/yalz77

Yet another LZ77 (public domain, self-contained C++ header file)

Primary LanguageC++

yalz77

Yet another LZ77 implementation.

This code is in the public domain, see: http://unlicense.org/

Feel free to steal it.


This is a variation on the LZ77 compression algorithm. It is designed for code simplicity and clarity.

Highlights:

  • Portable, self-contained, tiny implementation in readable C++. (Header-only, no ifdefs or CPU dependencies or other stupid tricks.)
  • Fast decompression.
  • Pretty good compression quality.
  • Simple 'one-button' API for realistic use-cases.
  • No penalty (only 2 bytes overhead) even when compressing very short strings.
  • Fully streamable decompressor: feed it chunks of arbitrarity-sized data, and the original uncompressed buffers will be reconstructed automatically.

Compression performance and quality should be roughly on par with other compression algorithms.

(Compression ratio is comparable to other LZ algorithms when at high quality settings, compression speed is comparable to gzip. Decompression speed is on par with other fast LZ algorithms.)

Usage:

#include "lz77.h"

std::string input = ...;
lz77::compress_t compress;
std::string compressed = compress.feed(input);

lz77::decompress_t decompress;

std::string temp;
decompress.feed(compressed, temp);

const std::string& uncompressed = decompress.result();

Note: if you're compressing short strings (on the order of a few kilobytes) then instantiating lz77::compress_t compress(8, 4096) will give better results.

Instantiate lz77::compress_t compress(1) if you want compression speed at the expense of quality.

Use decompress.feed(...) for feeding input data step-by-step in chunks.
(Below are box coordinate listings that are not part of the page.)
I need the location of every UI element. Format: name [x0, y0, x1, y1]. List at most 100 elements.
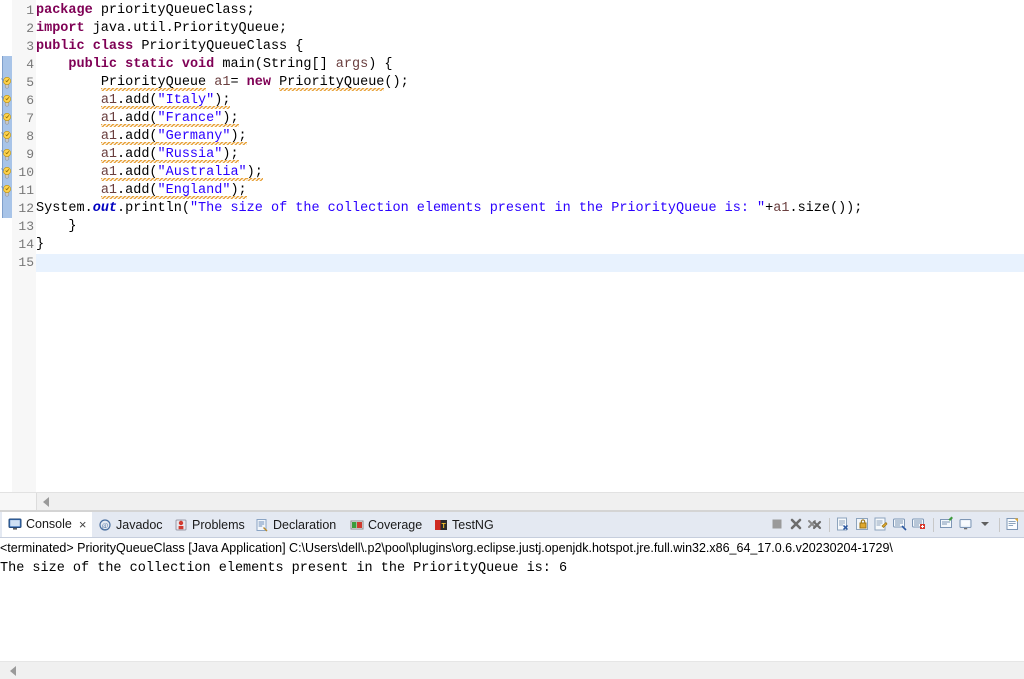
open-console-button[interactable] [911, 516, 928, 533]
tab-declaration[interactable]: Declaration [249, 512, 344, 537]
console-menu-button[interactable] [977, 516, 994, 533]
tab-label: Coverage [368, 517, 423, 532]
code-line[interactable]: public static void main(String[] args) { [36, 56, 393, 74]
code-line[interactable]: PriorityQueue a1= new PriorityQueue(); [36, 74, 409, 92]
code-token: static [125, 57, 174, 72]
tab-close-icon[interactable]: × [79, 517, 87, 532]
code-token: "Australia" [157, 165, 247, 181]
line-number: 10 [18, 165, 34, 180]
code-token: .add( [117, 165, 158, 181]
clear-console-icon [835, 517, 851, 535]
tab-testng[interactable]: T TestNG [428, 512, 498, 537]
new-console-icon [958, 519, 974, 535]
console-view-panel: Console × @ Javadoc Problems Declaration Cover… [0, 512, 1024, 679]
console-toolbar [769, 514, 1022, 535]
code-token: ); [222, 147, 239, 163]
line-number: 13 [18, 219, 34, 234]
code-line[interactable]: public class PriorityQueueClass { [36, 38, 303, 56]
code-line[interactable]: package priorityQueueClass; [36, 2, 255, 20]
console-output-text: The size of the collection elements pres… [0, 561, 568, 576]
svg-text:T: T [441, 523, 446, 530]
code-token: ) { [368, 57, 393, 72]
editor-horizontal-scrollbar[interactable] [0, 492, 1024, 511]
xx-bold-icon [807, 520, 823, 535]
editor-scroll-corner [0, 493, 37, 510]
code-token: ); [246, 165, 263, 181]
code-token: .add( [117, 93, 158, 109]
code-line[interactable]: a1.add("Italy"); [36, 92, 231, 110]
console-view-menu-button[interactable] [1005, 516, 1022, 533]
scroll-lock-button[interactable] [854, 516, 871, 533]
line-number: 15 [18, 255, 34, 270]
code-line[interactable]: } [36, 236, 44, 254]
line-number: 8 [26, 129, 34, 144]
code-token: a1 [100, 165, 118, 181]
pin-console-button[interactable] [873, 516, 890, 533]
tab-label: Console [26, 517, 72, 531]
editor-annotation-ruler[interactable] [0, 0, 13, 492]
remove-all-terminated-button[interactable] [807, 516, 824, 533]
tab-console[interactable]: Console × [2, 512, 92, 537]
word-wrap-button[interactable] [939, 516, 956, 533]
tab-javadoc[interactable]: @ Javadoc [92, 512, 168, 537]
line-number-ruler: 1 2 3 4 5 6 7 8 9 10 11 12 13 14 15 [12, 0, 37, 492]
problems-icon [174, 518, 188, 532]
code-token: a1 [100, 183, 118, 199]
code-line[interactable]: a1.add("England"); [36, 182, 247, 200]
toolbar-separator [933, 517, 934, 532]
code-token: a1 [214, 75, 231, 90]
java-editor[interactable]: 1 2 3 4 5 6 7 8 9 10 11 12 13 14 15 package priorityQu… [0, 0, 1024, 511]
code-line[interactable]: System.out.println("The size of the coll… [36, 200, 862, 218]
code-token: priorityQueueClass; [92, 3, 255, 18]
code-token: ); [230, 183, 247, 199]
terminate-button[interactable] [769, 516, 786, 533]
tab-label: Javadoc [116, 517, 163, 532]
code-line[interactable]: a1.add("Australia"); [36, 164, 263, 182]
line-number: 9 [26, 147, 34, 162]
code-line[interactable]: a1.add("France"); [36, 110, 239, 128]
display-selected-console-button[interactable] [892, 516, 909, 533]
svg-text:@: @ [102, 522, 109, 530]
scroll-left-arrow-icon[interactable] [43, 497, 49, 507]
x-bold-icon [788, 518, 804, 535]
code-token: package [36, 3, 93, 18]
terminate-all-button[interactable] [788, 516, 805, 533]
tab-label: Problems [192, 517, 245, 532]
code-line[interactable]: } [36, 218, 77, 236]
tab-coverage[interactable]: Coverage [344, 512, 428, 537]
code-token: } [36, 219, 77, 234]
console-scroll-left-arrow-icon[interactable] [10, 666, 16, 676]
code-token: ); [230, 129, 247, 145]
clear-console-button[interactable] [835, 516, 852, 533]
code-token: PriorityQueue [279, 75, 385, 91]
chevron-down-icon [977, 521, 993, 535]
code-token: "France" [157, 111, 223, 127]
line-number: 12 [18, 201, 34, 216]
coverage-icon [350, 518, 364, 532]
tab-problems[interactable]: Problems [168, 512, 249, 537]
code-token: a1 [100, 129, 118, 145]
code-token: .add( [117, 129, 158, 145]
open-console-icon [911, 518, 927, 535]
code-token: "Russia" [157, 147, 223, 163]
code-token: new [246, 75, 271, 90]
code-line[interactable]: a1.add("Russia"); [36, 146, 239, 164]
console-horizontal-scrollbar[interactable] [0, 661, 1024, 679]
code-text-area[interactable]: package priorityQueueClass; import java.u… [36, 0, 1024, 492]
word-wrap-icon [939, 516, 955, 535]
current-line-highlight [36, 254, 1024, 272]
code-token: java.util.PriorityQueue; [84, 21, 288, 36]
new-console-view-button[interactable] [958, 516, 975, 533]
code-line[interactable]: a1.add("Germany"); [36, 128, 247, 146]
view-menu-icon [1005, 518, 1021, 535]
code-line[interactable]: import java.util.PriorityQueue; [36, 20, 287, 38]
console-icon [8, 517, 22, 531]
line-number: 4 [26, 57, 34, 72]
line-number: 1 [26, 3, 34, 18]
For example, if you're trying to decompress a network byte stream:

lz77::decompress_t decompress;
std::string extra;

bool done = decompress.feed(buffer, extra);

while (!done) {
  buffer = ...
  done = decompress.feed(buffer, extra);
}

std::string result = decompress.result();

feed() will start (or continue) decoding a packet of compressed data. If it returns true, then all of the message was decompressed. If it returns false, then feed() needs to be called with more compressed data until it returns true.

extra will hold any data that was tacked onto the buffer but wasn't part of this packet of compressed data. (Useful when decoding a message stream that doesn't have clearly delineated message boundaries; the decompressor will detect message boundaries properly for you.)

extra will be assigned to only when feed() returns true.

result is the decompressed message.

Note: calling feed() and result() out of order is undefined behaviour and might result in crashes.